Asset Managers Are Not Well-Rounded
Are you going to make the roster of a NFL team if you aren’t quick?
Will you make the NBA if you can’t play defense?
Are you destined to play in the NHL if you can’t skate backwards?
No, no and no.
To reach the upper echelon of sport you have to be well rounded. NFL offensive linemen have to be powerful and fast. A point guard that can’t play defense will never make the NBA. The days of being able to “fight” your way onto an NHL team are long gone.
So What Happened?
The leagues matured. Competition intensified.
Today athletes train smarter and advancements in technology have improved performance. There are more elaborate junior programs feeding the engine. Regardless of your sport, there is a line up ten deep for every position. And everyone in that line up is insanely talented.

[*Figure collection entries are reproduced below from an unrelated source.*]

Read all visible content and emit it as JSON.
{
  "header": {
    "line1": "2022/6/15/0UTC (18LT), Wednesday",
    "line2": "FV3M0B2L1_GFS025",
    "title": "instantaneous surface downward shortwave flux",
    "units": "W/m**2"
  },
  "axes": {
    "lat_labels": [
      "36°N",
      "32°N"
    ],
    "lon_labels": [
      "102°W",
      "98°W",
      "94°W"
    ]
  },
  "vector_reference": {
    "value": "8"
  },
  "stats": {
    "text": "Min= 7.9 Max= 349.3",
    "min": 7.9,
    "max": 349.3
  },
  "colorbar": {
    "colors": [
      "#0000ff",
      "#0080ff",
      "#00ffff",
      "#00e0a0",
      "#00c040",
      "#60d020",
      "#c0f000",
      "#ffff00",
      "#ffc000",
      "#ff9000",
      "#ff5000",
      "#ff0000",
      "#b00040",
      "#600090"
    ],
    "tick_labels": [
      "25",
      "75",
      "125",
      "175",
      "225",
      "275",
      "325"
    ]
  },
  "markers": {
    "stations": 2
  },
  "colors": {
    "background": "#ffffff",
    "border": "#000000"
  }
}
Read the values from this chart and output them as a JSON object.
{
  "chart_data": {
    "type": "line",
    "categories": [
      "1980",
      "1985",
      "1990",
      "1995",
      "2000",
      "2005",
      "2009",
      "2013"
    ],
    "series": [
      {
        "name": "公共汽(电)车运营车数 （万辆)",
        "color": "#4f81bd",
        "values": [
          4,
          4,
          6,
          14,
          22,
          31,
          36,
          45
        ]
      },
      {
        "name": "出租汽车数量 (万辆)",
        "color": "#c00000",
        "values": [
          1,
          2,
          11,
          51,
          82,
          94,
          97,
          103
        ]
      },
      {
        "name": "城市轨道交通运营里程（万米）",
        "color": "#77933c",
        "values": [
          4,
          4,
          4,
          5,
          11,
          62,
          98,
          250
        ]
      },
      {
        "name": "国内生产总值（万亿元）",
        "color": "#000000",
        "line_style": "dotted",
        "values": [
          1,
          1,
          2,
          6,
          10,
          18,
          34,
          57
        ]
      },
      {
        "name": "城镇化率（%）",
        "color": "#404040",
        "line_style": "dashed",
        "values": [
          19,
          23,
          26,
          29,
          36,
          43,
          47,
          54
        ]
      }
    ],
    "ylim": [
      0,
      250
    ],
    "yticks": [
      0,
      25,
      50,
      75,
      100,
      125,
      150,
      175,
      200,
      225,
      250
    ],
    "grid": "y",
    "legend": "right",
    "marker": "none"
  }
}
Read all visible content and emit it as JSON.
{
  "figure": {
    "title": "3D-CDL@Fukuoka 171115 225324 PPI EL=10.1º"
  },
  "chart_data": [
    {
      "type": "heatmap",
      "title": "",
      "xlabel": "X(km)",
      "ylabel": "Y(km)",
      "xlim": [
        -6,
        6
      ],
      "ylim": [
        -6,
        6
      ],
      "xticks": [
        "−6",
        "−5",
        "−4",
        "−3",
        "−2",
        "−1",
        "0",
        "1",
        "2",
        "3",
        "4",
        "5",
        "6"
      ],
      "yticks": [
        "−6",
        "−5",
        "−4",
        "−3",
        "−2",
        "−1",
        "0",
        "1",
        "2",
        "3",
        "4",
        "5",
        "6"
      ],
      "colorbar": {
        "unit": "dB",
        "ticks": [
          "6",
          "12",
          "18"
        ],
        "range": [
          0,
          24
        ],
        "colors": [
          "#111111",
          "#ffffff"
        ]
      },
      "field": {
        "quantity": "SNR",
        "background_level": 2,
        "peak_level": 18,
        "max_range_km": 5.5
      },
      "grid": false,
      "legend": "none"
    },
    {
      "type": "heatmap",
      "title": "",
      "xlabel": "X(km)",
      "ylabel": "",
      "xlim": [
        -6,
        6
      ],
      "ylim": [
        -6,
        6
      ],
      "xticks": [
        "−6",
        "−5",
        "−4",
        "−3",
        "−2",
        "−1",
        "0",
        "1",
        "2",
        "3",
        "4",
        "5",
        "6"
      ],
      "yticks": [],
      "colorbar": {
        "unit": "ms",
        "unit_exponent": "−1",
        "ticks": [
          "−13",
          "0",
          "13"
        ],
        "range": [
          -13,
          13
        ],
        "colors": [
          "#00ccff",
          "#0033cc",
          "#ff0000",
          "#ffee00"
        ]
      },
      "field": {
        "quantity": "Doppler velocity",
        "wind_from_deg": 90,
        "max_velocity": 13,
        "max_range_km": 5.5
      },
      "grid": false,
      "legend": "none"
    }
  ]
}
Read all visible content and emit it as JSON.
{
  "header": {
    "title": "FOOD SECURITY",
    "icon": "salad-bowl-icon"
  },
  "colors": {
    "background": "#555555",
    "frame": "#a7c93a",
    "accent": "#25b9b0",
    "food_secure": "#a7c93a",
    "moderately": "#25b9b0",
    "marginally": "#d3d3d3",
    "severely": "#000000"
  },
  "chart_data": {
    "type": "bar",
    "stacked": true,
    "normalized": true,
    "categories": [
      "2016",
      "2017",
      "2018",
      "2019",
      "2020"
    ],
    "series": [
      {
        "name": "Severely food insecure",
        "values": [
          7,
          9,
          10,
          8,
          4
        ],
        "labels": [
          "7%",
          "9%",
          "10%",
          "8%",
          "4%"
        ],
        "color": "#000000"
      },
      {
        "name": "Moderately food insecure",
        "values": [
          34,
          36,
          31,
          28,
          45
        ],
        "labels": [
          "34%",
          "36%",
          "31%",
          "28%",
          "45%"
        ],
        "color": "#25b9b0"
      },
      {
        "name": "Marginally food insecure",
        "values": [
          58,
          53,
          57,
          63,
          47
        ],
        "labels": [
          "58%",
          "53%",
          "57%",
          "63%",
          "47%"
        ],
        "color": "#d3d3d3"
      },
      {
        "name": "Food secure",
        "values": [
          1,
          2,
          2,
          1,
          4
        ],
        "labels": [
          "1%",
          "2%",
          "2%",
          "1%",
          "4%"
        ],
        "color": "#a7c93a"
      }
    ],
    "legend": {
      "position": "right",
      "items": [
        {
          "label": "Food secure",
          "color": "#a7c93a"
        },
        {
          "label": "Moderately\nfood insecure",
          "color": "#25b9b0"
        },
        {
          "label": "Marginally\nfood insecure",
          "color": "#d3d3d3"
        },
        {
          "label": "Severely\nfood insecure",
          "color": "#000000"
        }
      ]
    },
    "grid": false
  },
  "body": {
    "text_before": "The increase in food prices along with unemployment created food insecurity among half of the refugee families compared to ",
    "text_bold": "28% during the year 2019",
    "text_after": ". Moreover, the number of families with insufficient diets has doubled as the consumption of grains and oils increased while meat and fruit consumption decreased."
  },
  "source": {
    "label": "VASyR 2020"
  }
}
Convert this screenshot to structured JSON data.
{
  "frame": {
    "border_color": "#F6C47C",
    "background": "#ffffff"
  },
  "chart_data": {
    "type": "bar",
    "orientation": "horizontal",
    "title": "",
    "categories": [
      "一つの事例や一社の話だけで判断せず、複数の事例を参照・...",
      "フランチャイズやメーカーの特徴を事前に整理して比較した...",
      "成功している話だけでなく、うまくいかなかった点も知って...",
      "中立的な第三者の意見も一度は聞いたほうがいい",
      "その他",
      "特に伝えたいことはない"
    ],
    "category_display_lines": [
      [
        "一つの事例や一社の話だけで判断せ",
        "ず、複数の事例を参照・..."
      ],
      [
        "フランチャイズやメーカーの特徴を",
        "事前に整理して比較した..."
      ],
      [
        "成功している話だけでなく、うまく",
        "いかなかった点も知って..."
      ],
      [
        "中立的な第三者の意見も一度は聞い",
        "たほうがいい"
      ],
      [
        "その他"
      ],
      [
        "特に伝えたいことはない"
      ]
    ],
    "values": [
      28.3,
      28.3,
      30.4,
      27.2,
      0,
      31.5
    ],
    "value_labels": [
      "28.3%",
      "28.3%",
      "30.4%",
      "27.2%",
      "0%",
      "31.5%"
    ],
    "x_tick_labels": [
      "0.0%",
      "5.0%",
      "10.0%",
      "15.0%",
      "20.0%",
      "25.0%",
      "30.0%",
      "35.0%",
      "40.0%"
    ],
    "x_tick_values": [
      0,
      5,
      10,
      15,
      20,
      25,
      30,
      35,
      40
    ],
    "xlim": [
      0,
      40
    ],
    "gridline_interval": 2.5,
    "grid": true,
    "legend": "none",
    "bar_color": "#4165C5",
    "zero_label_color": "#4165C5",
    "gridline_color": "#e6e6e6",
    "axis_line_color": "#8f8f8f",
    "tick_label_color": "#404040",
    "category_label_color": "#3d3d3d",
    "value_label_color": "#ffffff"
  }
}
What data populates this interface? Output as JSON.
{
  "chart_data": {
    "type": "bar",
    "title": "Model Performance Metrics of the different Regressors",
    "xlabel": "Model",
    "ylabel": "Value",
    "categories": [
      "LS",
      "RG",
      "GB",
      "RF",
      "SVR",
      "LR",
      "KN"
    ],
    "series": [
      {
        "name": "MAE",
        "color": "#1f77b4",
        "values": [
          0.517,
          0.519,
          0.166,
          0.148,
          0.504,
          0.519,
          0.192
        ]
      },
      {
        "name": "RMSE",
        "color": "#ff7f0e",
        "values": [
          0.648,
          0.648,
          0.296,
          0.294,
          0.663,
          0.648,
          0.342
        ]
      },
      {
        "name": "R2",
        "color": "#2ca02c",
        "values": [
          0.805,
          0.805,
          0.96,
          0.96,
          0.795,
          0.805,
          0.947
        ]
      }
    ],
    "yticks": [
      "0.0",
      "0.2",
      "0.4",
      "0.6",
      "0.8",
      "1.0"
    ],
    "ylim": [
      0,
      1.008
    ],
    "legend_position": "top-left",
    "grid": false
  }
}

As an industry, asset management is no different. You show me a strategy… I will show you ten managers with exceptional pedigrees and strong performance. Asset managers can no longer afford to be one-dimensional. Good marketing is as important as good performance, as is operational excellence. To excel in today’s ultra competitive market you need to become a student of the game, and the first step is to understand that it is a multi-dimensional game. Posting good numbers is a big part, but only one dimension.
A point guard in the NBA doesn’t focus exclusively on shooting three pointers. He works on defense, practices free throws, and studies plays.
Asset managers need to adopt this mentality. Being able to do one thing well (perform) is no longer sufficient. The game has evolved. If you want to reach the top, you need to become an extremely well rounded player.
Again, it starts with a shift in attitude. You can’t become better at presenting, a stronger marketer, or a more capable operator without having the desire to improve those aspects of your game. If you don’t believe that success requires a well-rounded approach, talk to the thousands of would be asset managers watching the action from the stands.